The Trial of the Chicago 7 review: A great American injustice reduced to a string of witty repartees

Clarisse Loughrey
·3-min read
Abbie Hoffman (Sacha Baron Cohen) and Jerry Rubin (Jeremy Strong) create a stir in 1968 Chicago (Niko Tavernise/Netflix)
Abbie Hoffman (Sacha Baron Cohen) and Jerry Rubin (Jeremy Strong) create a stir in 1968 Chicago (Niko Tavernise/Netflix)

Dir: Aaron Sorkin. Starring: Eddie Redmayne, Alex Sharp, Sacha Baron Cohen, Jeremy Strong, John Carroll Lynch, Mark Rylance. 15 cert, 129 mins

Aaron Sorkin has made the courtroom his hunting ground. It’s the place he’s perpetually drawn back to – in A Few Good Men (1992), his stage adaptation of To Kill a Mockingbird and, now, Netflix’s The Trial of the Chicago 7. To him, this is a sanctified arena of ideas, where words have the power to change the course of history. It’s a showcase, too, for his distinctive, razor-tongued dialogue. But someone with such unwavering faith in the judicial system won’t always be best-placed to tell its stories. That’s especially true of The Trial of the Chicago 7, which marks Sorkin’s second film as both writer and director, following 2017’s Molly’s Game. Here, he reduces a great American injustice into a string of witty repartees. It has all the moral force of someone who spends their days writing sarcastic replies to Trump’s tweets, all the while he tears down democracy piece by piece.

The Chicago Seven were a loose collection of leftist organisers, arrested at the protests outside of the 1968 Democratic National Convention and charged with conspiracy and incitement to riot. They had gathered to voice their opposition to Hubert Humphrey, the Democratic favourite and a vociferous apologist for the Vietnam War. The attorney general at the time, Ramsay Clark, had ruled that the Chicago police had initiated the violence that day. His successor, John Mitchell, seemed to determined to prove otherwise.

The defendants were hardly a united front. Sorkin puts the cardigan-cloaked academics, Tom Hayden (Eddie Redmayne) and Rennie Davis (Alex Sharp) of the Students for a Democratic Society, up against the Molotov cocktail-wielding hippies, Abbie Hoffman (Sacha Baron Cohen) and Jerry Rubin (Jeremy Strong) of the Youth International Party. Then there’s David Dellinger (John Carroll Lynch), a pacifist, suburbanite, and head of the Mobilisation to End the War in Vietnam. The last two defendants, activists Lee Weiner (Noah Robbins) and John Froines (Danny Flaherty) are barely featured – deemed unworthy of being remembered by history.

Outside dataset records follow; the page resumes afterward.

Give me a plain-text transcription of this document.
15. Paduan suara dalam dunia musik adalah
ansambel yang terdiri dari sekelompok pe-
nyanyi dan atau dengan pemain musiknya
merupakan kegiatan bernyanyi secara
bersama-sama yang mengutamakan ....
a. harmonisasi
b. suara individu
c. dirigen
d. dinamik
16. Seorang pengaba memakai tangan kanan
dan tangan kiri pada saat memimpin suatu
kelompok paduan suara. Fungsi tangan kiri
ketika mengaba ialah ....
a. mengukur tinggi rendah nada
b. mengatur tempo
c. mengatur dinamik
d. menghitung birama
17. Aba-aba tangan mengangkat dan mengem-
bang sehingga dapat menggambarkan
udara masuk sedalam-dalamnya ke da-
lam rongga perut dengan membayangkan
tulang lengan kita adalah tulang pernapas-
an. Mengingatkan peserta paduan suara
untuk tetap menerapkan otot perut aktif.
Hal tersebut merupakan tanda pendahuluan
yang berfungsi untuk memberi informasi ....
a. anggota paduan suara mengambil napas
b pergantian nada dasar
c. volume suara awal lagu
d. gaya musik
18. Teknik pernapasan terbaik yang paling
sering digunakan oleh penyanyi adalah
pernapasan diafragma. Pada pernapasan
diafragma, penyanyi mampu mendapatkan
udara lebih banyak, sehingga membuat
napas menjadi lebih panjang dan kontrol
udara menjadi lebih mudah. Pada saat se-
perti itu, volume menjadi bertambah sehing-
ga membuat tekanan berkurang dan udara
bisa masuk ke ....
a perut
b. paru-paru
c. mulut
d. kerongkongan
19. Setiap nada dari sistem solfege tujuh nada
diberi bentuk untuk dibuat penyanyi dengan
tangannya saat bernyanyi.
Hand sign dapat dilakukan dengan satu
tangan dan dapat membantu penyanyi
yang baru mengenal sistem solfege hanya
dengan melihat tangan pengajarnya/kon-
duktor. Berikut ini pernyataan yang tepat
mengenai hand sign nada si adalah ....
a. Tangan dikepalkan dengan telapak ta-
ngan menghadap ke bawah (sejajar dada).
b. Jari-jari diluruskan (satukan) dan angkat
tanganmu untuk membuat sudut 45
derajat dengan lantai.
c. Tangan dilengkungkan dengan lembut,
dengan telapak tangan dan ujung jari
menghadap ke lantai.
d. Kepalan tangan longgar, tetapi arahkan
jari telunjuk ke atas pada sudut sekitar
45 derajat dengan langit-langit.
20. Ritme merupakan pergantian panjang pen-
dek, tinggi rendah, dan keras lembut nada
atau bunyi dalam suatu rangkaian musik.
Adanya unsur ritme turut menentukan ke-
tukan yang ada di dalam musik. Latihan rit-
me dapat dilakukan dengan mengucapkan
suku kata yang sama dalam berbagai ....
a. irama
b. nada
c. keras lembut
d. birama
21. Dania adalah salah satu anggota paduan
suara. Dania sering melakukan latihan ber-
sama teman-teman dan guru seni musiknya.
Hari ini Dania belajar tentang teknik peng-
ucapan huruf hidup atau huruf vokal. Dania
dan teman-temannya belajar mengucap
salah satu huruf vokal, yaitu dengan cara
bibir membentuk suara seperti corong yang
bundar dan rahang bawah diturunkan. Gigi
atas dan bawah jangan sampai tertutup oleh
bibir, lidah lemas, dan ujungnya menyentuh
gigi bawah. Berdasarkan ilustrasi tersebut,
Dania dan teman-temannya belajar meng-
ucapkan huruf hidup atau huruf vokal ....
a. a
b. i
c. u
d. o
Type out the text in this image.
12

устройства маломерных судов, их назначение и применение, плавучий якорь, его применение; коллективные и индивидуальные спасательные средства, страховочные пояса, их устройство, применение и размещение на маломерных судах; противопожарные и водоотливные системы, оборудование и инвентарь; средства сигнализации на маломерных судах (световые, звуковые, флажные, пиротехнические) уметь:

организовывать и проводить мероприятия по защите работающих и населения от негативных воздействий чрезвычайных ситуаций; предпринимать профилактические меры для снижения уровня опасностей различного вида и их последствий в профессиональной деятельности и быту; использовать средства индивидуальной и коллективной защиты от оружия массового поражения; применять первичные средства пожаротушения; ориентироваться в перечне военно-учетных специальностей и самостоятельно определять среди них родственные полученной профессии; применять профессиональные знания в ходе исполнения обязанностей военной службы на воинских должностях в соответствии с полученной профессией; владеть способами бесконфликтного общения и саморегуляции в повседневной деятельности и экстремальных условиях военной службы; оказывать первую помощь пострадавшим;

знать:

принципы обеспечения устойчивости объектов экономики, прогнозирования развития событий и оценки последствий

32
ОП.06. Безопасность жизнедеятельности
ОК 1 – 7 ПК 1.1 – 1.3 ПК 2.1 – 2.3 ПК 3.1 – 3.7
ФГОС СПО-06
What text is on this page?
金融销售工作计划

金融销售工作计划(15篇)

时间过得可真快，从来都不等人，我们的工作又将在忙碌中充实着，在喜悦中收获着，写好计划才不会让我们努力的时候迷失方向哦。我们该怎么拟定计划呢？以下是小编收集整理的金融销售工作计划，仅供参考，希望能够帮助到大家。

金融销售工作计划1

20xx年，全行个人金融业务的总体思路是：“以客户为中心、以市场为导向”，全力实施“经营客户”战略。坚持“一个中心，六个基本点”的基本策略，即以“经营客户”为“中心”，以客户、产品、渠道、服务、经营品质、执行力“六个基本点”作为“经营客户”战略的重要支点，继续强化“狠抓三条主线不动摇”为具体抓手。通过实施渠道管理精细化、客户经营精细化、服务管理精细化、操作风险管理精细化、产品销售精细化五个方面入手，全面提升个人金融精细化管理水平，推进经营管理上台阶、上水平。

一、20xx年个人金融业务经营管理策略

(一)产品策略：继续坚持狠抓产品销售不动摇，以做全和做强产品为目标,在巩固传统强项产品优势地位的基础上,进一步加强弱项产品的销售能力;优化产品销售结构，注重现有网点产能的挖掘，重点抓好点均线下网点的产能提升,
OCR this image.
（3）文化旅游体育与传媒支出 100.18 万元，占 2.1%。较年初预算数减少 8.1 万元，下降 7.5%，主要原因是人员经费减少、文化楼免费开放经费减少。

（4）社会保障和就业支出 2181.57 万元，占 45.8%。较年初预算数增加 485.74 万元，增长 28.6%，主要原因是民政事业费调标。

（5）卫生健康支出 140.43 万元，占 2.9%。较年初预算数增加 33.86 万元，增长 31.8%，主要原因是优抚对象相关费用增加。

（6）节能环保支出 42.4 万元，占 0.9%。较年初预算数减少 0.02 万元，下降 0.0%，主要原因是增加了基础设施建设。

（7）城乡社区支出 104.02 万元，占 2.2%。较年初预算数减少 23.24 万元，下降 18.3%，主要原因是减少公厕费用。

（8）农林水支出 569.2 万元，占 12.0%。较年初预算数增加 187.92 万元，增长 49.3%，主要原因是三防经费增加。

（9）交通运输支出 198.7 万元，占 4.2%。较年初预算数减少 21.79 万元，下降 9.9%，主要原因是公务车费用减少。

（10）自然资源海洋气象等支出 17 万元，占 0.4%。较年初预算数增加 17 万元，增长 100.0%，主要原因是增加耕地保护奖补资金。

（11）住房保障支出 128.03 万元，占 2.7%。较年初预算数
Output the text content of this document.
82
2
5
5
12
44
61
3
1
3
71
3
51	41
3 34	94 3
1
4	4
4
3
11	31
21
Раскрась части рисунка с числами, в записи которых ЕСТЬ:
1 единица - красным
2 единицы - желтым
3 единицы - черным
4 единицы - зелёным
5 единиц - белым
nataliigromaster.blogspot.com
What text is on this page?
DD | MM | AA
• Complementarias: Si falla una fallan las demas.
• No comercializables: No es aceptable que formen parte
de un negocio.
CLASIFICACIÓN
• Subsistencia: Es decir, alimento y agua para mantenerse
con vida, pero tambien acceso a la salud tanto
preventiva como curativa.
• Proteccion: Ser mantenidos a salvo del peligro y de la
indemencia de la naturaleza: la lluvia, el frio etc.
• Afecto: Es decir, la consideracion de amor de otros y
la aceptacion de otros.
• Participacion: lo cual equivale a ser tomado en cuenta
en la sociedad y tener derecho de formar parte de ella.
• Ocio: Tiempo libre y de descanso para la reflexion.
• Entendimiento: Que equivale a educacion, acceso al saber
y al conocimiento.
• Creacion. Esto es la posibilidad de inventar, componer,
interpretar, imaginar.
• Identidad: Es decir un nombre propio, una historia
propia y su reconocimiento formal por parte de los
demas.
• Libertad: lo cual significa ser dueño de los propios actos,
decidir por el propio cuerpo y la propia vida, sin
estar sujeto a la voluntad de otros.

On the courtroom floor, lawyer William Kunstler (Mark Rylance), in a medieval bard haircut, fights for the Chicago Seven with harried dignity. Sorkin lifts a few flavourful quotes from the court transcripts, including the moment Hoffman declares: “I’ve never been on trial for my thoughts before.” In private backrooms, the defendants bicker over what they should do next. The actors here are perfectly, if rather unimaginatively, cast – Redmayne is wiry and uptight, Baron Cohen chews over his quips like they’re a three-course meal. But Sorkin is far more invested in linguistic tussling (there’s a crucial reveal centred on the use of a pronoun) than in the meat of their arguments. The only conclusion he can come to is that everyone could probably learn from each other – about as unrevolutionary a position as anyone could take. Everything else, meanwhile, takes a back seat to his script. His camera does little more than sit there passively, soaking in the action.

Bobby Seale (a formidable Yahya Abdul-Mateen II), national chairman of the Black Panther Party, was brought in to cause fearmongering among the white jurors.Niko Tavernise/Netflix
Bobby Seale (a formidable Yahya Abdul-Mateen II), national chairman of the Black Panther Party, was brought in to cause fearmongering among the white jurors.Niko Tavernise/Netflix

In reality, the Chicago Seven were initially the Chicago Eight – Bobby Seale (a formidable Yahya Abdul-Mateen II), national chairman of the Black Panther Party, was brought in to cause a little fearmongering among the white jurors. He was in Chicago a total of four hours that day. What happened to Seale, who was denied the right to proper representation, is the cruellest chapter in this story, even if his case was eventually declared a mistrial. But he’s a side plot here. The violence against him is shown only in flashes, as if Sorkin were admitting he’s not equipped to handle Seale’s perspective. It’s a little too much of an inconvenient truth for him. The trial of the Chicago Seven wasn’t some great victory for justice and liberalism, as much as Daniel Pemberton’s nauseatingly patriotic score may suggest – it was the sign of a system that may be corrupted beyond repair.